Standard abbreviations
- ISO 4: Energy-Saf. Energy-Econ.

Indexing
- ISSN: 2071-2219

Links
- Journal homepage in English; Journal homepage in Russian;

= Energy-Safety and Energy-Economy =

Energy-Safety and Energy-Economy (Энергобезопа́сность и энергосбереже́ние) is a peer-reviewed scientific and technical journal covering energy safety and economy, safety regulations, personnel training, innovation, and recent trends in alternative power sources research. The editor-in-chief is Svetlana Zernes (Moscow Institute of Energy Safety and Energy Economy). It was established in 2005 as Energy Safety in Documents and Facts Journal, obtaining its current title in 2008.

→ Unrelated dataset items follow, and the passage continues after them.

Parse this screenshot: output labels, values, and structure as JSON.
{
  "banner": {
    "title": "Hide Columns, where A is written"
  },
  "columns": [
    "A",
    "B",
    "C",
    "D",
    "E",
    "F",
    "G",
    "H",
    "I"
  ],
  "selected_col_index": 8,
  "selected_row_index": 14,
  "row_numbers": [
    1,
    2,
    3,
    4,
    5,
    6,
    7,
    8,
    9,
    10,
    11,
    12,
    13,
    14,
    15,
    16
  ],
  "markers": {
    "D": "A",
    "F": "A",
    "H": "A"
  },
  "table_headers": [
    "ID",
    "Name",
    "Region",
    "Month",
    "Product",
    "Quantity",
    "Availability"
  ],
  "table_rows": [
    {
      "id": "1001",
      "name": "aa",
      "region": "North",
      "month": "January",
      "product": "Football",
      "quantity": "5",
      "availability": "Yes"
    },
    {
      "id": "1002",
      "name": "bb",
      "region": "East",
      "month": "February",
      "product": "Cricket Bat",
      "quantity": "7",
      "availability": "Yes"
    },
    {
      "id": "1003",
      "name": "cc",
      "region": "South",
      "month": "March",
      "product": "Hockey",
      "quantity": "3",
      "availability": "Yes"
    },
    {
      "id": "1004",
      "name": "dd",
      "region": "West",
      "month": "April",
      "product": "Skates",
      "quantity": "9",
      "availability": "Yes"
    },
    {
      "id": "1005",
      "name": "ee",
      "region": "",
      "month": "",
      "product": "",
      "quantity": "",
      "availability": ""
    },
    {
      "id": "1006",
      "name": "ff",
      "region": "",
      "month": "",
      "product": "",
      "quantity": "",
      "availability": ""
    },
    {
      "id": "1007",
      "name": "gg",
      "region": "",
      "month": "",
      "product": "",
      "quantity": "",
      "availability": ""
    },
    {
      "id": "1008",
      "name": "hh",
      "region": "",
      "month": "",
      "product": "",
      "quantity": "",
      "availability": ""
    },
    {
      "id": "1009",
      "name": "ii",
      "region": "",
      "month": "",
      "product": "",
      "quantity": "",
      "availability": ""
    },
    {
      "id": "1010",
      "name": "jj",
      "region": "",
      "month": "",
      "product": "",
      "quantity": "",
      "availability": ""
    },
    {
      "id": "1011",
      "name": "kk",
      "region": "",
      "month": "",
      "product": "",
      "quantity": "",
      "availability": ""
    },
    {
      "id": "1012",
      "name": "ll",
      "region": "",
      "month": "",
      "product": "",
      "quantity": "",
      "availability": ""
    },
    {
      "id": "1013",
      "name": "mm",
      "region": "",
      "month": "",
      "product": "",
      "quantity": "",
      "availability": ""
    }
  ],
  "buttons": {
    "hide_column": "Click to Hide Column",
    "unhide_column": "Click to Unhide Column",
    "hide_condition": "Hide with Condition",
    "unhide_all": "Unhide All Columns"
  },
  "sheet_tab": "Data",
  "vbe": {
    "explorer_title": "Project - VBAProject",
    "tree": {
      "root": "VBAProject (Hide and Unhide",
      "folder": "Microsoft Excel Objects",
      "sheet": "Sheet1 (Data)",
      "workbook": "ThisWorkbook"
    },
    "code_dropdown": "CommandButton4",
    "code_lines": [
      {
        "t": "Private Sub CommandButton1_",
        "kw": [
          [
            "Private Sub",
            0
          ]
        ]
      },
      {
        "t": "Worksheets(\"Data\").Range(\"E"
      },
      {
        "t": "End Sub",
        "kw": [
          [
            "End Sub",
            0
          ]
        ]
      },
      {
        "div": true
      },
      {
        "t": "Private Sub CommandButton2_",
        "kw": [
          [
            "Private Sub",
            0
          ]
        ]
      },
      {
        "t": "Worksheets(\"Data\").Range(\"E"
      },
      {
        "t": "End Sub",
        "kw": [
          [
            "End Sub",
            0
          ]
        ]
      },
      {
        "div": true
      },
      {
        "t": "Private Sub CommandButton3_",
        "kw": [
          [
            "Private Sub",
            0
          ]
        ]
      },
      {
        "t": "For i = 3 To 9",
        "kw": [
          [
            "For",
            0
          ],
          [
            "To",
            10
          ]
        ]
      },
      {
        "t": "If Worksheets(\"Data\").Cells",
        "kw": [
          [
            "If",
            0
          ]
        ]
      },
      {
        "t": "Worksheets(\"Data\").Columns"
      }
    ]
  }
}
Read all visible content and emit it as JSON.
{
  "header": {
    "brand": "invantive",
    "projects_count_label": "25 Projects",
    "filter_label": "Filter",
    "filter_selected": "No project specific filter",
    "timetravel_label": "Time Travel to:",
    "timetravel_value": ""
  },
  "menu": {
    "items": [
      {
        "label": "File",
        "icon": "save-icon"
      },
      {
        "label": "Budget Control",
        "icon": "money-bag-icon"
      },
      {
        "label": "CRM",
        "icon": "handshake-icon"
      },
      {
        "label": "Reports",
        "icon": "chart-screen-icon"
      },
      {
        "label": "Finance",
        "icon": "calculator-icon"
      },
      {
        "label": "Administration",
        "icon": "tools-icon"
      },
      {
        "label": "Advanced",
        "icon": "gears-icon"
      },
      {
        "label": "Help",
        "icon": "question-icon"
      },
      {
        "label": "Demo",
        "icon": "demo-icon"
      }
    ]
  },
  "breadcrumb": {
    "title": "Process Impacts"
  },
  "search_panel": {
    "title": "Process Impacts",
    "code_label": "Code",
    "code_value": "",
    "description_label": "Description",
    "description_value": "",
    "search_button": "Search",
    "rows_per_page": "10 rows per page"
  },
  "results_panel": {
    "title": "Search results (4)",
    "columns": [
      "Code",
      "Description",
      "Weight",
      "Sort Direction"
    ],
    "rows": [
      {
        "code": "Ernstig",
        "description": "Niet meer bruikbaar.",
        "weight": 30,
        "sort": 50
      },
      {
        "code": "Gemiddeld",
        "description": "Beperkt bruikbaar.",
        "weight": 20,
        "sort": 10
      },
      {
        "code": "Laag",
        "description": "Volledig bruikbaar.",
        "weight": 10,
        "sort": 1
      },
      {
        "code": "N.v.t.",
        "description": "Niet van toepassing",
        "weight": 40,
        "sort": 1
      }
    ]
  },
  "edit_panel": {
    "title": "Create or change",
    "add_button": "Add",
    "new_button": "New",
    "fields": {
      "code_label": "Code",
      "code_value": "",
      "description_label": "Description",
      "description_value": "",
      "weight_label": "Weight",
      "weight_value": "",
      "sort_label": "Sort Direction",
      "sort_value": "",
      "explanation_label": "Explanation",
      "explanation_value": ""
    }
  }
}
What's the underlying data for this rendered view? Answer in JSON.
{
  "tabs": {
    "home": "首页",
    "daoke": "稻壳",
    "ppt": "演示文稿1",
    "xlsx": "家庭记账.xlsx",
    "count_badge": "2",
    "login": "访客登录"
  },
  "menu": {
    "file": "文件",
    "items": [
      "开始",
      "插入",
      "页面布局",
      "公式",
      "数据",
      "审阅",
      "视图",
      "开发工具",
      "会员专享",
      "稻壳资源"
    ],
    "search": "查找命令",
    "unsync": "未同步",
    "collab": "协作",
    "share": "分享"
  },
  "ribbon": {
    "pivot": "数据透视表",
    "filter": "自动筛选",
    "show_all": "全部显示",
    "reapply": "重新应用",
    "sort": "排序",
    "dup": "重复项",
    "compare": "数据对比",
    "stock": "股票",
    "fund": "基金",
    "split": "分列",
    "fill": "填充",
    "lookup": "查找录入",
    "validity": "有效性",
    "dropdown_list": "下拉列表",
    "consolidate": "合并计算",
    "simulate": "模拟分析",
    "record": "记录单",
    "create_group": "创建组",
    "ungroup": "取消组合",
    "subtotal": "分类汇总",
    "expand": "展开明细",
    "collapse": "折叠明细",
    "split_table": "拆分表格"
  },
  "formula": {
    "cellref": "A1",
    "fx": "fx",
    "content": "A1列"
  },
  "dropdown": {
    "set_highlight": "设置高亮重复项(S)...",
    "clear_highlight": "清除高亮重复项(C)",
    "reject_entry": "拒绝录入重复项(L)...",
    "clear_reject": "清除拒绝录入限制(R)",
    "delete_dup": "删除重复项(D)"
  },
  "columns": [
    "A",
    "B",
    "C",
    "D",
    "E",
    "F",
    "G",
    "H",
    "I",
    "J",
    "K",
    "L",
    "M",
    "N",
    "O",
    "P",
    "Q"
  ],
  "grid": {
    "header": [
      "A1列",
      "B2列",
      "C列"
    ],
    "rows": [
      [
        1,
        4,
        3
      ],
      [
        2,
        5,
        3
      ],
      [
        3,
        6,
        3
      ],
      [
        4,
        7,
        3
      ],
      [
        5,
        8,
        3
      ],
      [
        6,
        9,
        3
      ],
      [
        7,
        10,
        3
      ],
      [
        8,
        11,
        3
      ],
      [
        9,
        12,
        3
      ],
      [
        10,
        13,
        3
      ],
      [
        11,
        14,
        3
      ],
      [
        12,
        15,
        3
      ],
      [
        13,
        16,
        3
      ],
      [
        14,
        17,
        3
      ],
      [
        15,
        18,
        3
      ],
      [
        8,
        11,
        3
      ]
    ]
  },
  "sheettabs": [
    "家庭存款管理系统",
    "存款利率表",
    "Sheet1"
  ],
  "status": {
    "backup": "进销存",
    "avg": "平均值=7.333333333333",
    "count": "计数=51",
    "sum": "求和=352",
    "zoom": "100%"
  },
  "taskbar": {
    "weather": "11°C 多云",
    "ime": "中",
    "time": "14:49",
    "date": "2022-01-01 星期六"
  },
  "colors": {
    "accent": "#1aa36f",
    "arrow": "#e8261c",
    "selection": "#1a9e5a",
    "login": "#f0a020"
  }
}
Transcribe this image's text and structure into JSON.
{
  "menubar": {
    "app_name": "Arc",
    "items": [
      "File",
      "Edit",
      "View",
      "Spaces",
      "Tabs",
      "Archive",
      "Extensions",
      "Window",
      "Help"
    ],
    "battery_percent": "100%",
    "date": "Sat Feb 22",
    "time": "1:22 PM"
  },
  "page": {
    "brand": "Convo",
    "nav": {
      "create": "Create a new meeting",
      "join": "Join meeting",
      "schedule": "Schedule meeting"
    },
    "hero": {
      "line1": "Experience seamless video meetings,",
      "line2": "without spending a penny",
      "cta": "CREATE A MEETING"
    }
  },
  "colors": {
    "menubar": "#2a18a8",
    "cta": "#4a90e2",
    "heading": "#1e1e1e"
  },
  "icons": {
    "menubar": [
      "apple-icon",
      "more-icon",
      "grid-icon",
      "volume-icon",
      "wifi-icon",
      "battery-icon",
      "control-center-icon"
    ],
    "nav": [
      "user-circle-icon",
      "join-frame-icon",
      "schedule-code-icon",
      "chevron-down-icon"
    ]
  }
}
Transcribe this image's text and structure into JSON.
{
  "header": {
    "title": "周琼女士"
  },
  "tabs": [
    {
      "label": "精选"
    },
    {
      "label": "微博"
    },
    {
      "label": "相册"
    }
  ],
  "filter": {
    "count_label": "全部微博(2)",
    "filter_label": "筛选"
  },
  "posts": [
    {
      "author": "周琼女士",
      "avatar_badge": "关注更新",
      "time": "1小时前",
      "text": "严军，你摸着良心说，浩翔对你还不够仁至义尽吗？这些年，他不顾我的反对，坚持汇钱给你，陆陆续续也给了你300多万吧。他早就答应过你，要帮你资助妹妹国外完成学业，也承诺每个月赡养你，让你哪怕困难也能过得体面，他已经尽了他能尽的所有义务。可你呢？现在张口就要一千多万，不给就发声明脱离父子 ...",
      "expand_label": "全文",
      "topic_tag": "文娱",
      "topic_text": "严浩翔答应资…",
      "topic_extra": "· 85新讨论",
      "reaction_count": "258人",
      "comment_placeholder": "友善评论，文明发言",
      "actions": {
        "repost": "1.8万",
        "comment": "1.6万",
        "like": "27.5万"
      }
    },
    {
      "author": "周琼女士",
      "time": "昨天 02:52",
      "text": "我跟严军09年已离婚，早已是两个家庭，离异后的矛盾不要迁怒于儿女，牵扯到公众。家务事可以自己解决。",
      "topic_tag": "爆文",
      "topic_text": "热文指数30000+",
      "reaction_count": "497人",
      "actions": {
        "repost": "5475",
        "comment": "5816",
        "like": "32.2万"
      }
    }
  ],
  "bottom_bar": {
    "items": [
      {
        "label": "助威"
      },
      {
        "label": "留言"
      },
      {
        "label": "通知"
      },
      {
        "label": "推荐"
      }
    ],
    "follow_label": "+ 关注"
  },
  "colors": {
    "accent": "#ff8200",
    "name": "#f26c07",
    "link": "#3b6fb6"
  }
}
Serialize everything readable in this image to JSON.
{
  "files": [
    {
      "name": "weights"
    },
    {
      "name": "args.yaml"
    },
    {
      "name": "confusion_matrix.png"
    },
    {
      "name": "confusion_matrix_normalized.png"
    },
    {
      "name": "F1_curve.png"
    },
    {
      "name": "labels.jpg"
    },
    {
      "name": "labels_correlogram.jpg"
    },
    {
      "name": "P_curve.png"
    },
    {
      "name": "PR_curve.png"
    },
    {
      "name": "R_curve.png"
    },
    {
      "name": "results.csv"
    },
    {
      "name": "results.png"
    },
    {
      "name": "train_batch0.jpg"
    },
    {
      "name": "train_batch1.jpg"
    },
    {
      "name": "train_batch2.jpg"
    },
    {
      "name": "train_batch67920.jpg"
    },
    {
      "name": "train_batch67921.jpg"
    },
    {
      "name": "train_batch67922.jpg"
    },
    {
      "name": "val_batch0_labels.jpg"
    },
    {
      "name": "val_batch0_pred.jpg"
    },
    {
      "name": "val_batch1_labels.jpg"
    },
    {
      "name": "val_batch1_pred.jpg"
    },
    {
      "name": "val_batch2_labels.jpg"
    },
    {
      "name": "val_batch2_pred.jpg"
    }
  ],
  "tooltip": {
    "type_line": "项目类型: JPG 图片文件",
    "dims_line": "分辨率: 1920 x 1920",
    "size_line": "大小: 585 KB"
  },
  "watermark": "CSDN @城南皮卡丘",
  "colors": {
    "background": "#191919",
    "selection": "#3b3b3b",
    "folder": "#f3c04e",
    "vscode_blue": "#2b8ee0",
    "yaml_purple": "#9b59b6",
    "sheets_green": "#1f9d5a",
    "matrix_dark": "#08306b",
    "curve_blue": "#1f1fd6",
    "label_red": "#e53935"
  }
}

The journal is included in AGRIS, Ulrich's Periodicals Directory, the Higher Attestation Commission's official list, EBSCO, Russian Science Citation Index, Global Impact Factor, Research Bible, SHERPA/RoMEO, WorldCat, Open Academic Journals Index (OAJI) and VINITI Database RAS.

In addition to bimonthly issues, Energy-Safety and Energy-Economy publishes a quarterly appendix.

==Awards==
Energy-Safety and Energy-Economy is a winner of the National Ecological Prize, Russian Energy Olympus contest, Social and Economic Significant Projects in Education, Culture and Ecology contest, Save Energy contest, and others.